One of the features users previously enjoyed was the text layout that allowed them to see multiple channels and multiple time periods with ease. That is gone. Another feature users enjoyed was the ever-present clock so they could reference the current time while scanning the on-screen guide. Gone. And there are plenty who are complaining about slowness, large icons wasting space, missed recordings because of the complexity, and so on.
It is obvious to even the untrained business analyst that the developers were having an orgy of coding rather than being plugged into the needs of their users. And for that, the cable TV company has guaranteed a mass of outgoing customers at the first opportunity for change away from this monopoly.
It seems apparent that the programmers who designed the current layout, the current screens, failed to experience the event from the shoes of the users who are far less trained in the nuances of coding and computer programming. But more important than being experienced coders, users are pressed for time and desire simplicity, not complexity. Users who pick up the remote for a couple of hours each night, while distracted with kids, dinner, etc., and who want to spot and program their PVRs or pick programs quickly, are not up for wholesale design layout changes to the TV guide. By belabouring and slowing the process, the TV cable company has just created another grand mass of users who now swear an oath to move away from the cable TV company, “If only there was a reasonable alternative to my current cable company!”

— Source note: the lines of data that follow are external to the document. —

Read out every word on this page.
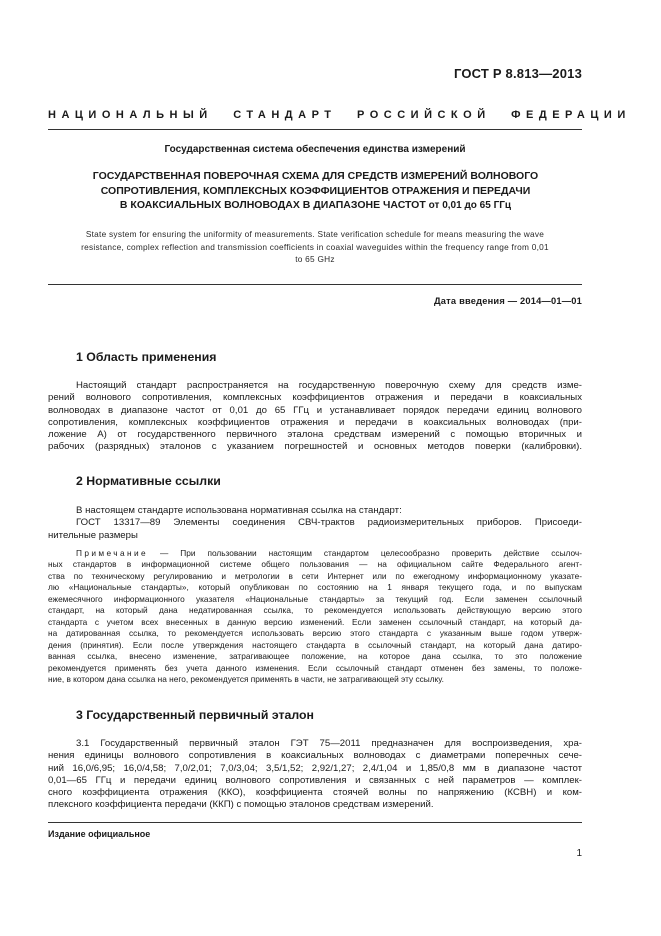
ГОСТ Р 8.813—2013
НАЦИОНАЛЬНЫЙ СТАНДАРТ РОССИЙСКОЙ ФЕДЕРАЦИИ
Государственная система обеспечения единства измерений
ГОСУДАРСТВЕННАЯ ПОВЕРОЧНАЯ СХЕМА ДЛЯ СРЕДСТВ ИЗМЕРЕНИЙ ВОЛНОВОГО
СОПРОТИВЛЕНИЯ, КОМПЛЕКСНЫХ КОЭФФИЦИЕНТОВ ОТРАЖЕНИЯ И ПЕРЕДАЧИ
В КОАКСИАЛЬНЫХ ВОЛНОВОДАХ В ДИАПАЗОНЕ ЧАСТОТ от 0,01 до 65 ГГц
State system for ensuring the uniformity of measurements. State verification schedule for means measuring the wave
resistance, complex reflection and transmission coefficients in coaxial waveguides within the frequency range from 0,01
to 65 GHz
Дата введения — 2014—01—01
1 Область применения
Настоящий стандарт распространяется на государственную поверочную схему для средств изме-
рений волнового сопротивления, комплексных коэффициентов отражения и передачи в коаксиальных
волноводах в диапазоне частот от 0,01 до 65 ГГц и устанавливает порядок передачи единиц волнового
сопротивления, комплексных коэффициентов отражения и передачи в коаксиальных волноводах (при-
ложение А) от государственного первичного эталона средствам измерений с помощью вторичных и
рабочих (разрядных) эталонов с указанием погрешностей и основных методов поверки (калибровки).
2 Нормативные ссылки
В настоящем стандарте использована нормативная ссылка на стандарт:
ГОСТ 13317—89 Элементы соединения СВЧ-трактов радиоизмерительных приборов. Присоеди-
нительные размеры
Примечание — При пользовании настоящим стандартом целесообразно проверить действие ссылоч-
ных стандартов в информационной системе общего пользования — на официальном сайте Федерального агент-
ства по техническому регулированию и метрологии в сети Интернет или по ежегодному информационному указате-
лю «Национальные стандарты», который опубликован по состоянию на 1 января текущего года, и по выпускам
ежемесячного информационного указателя «Национальные стандарты» за текущий год. Если заменен ссылочный
стандарт, на который дана недатированная ссылка, то рекомендуется использовать действующую версию этого
стандарта с учетом всех внесенных в данную версию изменений. Если заменен ссылочный стандарт, на который да-
на датированная ссылка, то рекомендуется использовать версию этого стандарта с указанным выше годом утверж-
дения (принятия). Если после утверждения настоящего стандарта в ссылочный стандарт, на который дана датиро-
ванная ссылка, внесено изменение, затрагивающее положение, на которое дана ссылка, то это положение
рекомендуется применять без учета данного изменения. Если ссылочный стандарт отменен без замены, то положе-
ние, в котором дана ссылка на него, рекомендуется применять в части, не затрагивающей эту ссылку.
3 Государственный первичный эталон
3.1 Государственный первичный эталон ГЭТ 75—2011 предназначен для воспроизведения, хра-
нения единицы волнового сопротивления в коаксиальных волноводах с диаметрами поперечных сече-
ний 16,0/6,95; 16,0/4,58; 7,0/2,01; 7,0/3,04; 3,5/1,52; 2,92/1,27; 2,4/1,04 и 1,85/0,8 мм в диапазоне частот
0,01—65 ГГц и передачи единиц волнового сопротивления и связанных с ней параметров — комплек-
сного коэффициента отражения (ККО), коэффициента стоячей волны по напряжению (КСВН) и ком-
плексного коэффициента передачи (ККП) с помощью эталонов средствам измерений.
Издание официальное
1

If innovators and developers would learn to walk in the shoes of the actual end-user, there’d be many more happy users upon the introduction of new products. Steve Jobs was a master of this concept; Bill Gates, too.
Billions of dollars are made by walking in the shoes of end users!

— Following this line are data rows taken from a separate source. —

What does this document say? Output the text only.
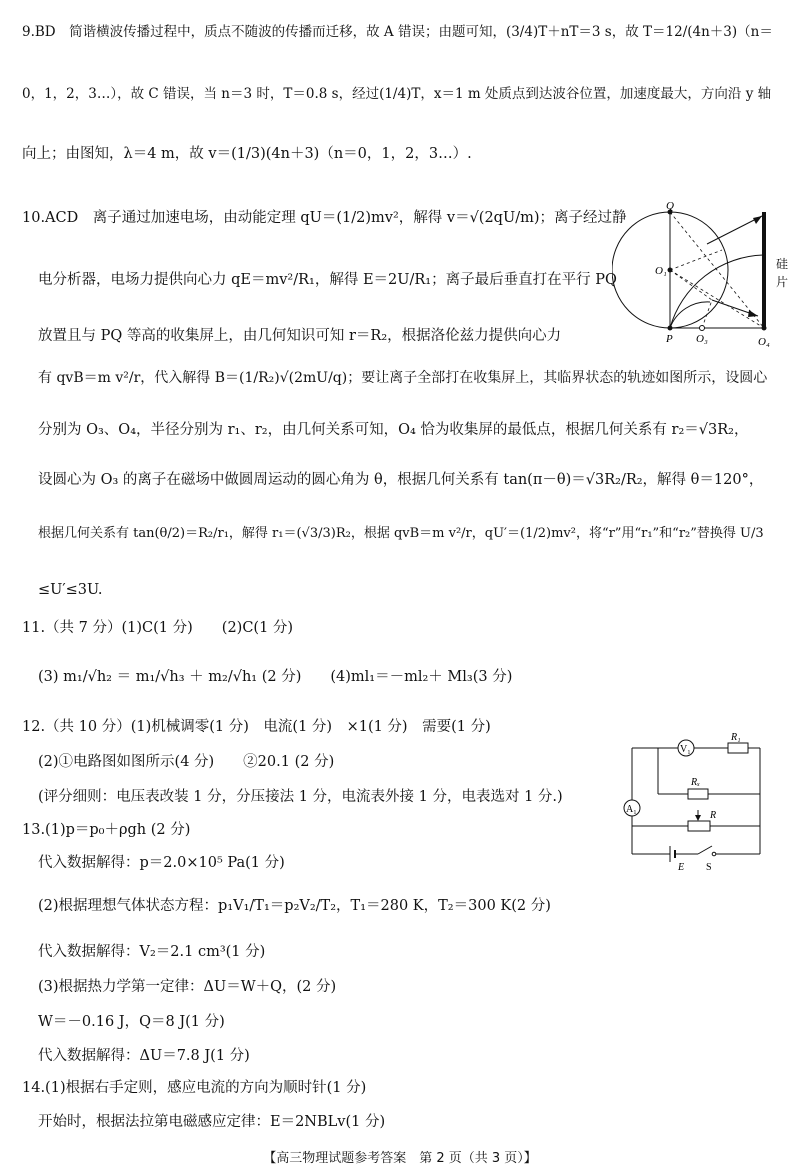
9.BD　简谐横波传播过程中，质点不随波的传播而迁移，故 A 错误；由题可知，(3/4)T＋nT＝3 s，故 T＝12/(4n＋3)（n＝
0，1，2，3…），故 C 错误，当 n＝3 时，T＝0.8 s，经过(1/4)T，x＝1 m 处质点到达波谷位置，加速度最大，方向沿 y 轴
向上；由图知，λ＝4 m，故 v＝(1/3)(4n＋3)（n＝0，1，2，3…）.
10.ACD　离子通过加速电场，由动能定理 qU＝(1/2)mv²，解得 v＝√(2qU/m)；离子经过静
电分析器，电场力提供向心力 qE＝mv²/R₁，解得 E＝2U/R₁；离子最后垂直打在平行 PQ
放置且与 PQ 等高的收集屏上，由几何知识可知 r＝R₂，根据洛伦兹力提供向心力
有 qvB＝m v²/r，代入解得 B＝(1/R₂)√(2mU/q)；要让离子全部打在收集屏上，其临界状态的轨迹如图所示，设圆心
分别为 O₃、O₄，半径分别为 r₁、r₂，由几何关系可知，O₄ 恰为收集屏的最低点，根据几何关系有 r₂＝√3R₂，
设圆心为 O₃ 的离子在磁场中做圆周运动的圆心角为 θ，根据几何关系有 tan(π－θ)＝√3R₂/R₂，解得 θ＝120°，
根据几何关系有 tan(θ/2)＝R₂/r₁，解得 r₁＝(√3/3)R₂，根据 qvB＝m v²/r，qU′＝(1/2)mv²，将“r”用“r₁”和“r₂”替换得 U/3
≤U′≤3U.
11.（共 7 分）(1)C(1 分)　　(2)C(1 分)
(3) m₁/√h₂ ＝ m₁/√h₃ ＋ m₂/√h₁ (2 分)　　(4)ml₁＝－ml₂＋ Ml₃(3 分)
12.（共 10 分）(1)机械调零(1 分)　电流(1 分)　×1(1 分)　需要(1 分)
(2)①电路图如图所示(4 分)　　②20.1 (2 分)
(评分细则：电压表改装 1 分，分压接法 1 分，电流表外接 1 分，电表选对 1 分.)
13.(1)p＝p₀＋ρgh (2 分)
代入数据解得：p＝2.0×10⁵ Pa(1 分)
(2)根据理想气体状态方程：p₁V₁/T₁＝p₂V₂/T₂，T₁＝280 K，T₂＝300 K(2 分)
代入数据解得：V₂＝2.1 cm³(1 分)
(3)根据热力学第一定律：ΔU＝W＋Q，(2 分)
W＝－0.16 J，Q＝8 J(1 分)
代入数据解得：ΔU＝7.8 J(1 分)
14.(1)根据右手定则，感应电流的方向为顺时针(1 分)
开始时，根据法拉第电磁感应定律：E＝2NBLv(1 分)
Q
O₁
P O₃	O₄
硅
片
V₁
R₁
Rₓ
A₁
R
E S
【高三物理试题参考答案　第 2 页（共 3 页）】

Studying how the TYPICAL end user handles products and modifications to products is always a good idea. Alpha and Beta experiments, focus groups, even watching family members…there are many ways to walk in the shoes of the typical end user to discover how they want to use the product.
Billions are lost, and businesses destroyed, by innovators who entertain each other with their brilliance at the expense of end users.
Early in my career, I spent days watching the procedure at that time for a process as simple as checking out books at a major university library. I discovered that more than 11 steps could be collapsed into one step. This resulted in the invention of a new product. Our sales and profits soared. From this learning experience came a suggestion from a lady I had hired who was far more brilliant and far more far-sighted than I was, at that time. I learned from the very marketer I hired. What resulted from the combination of our ideas and the needs of the end-users was an evolution to the library industry that revitalized our company’s world-wide business model and generated billions of sales dollars. It’s always about experiencing life by learning to walk in the shoes of the actual end user.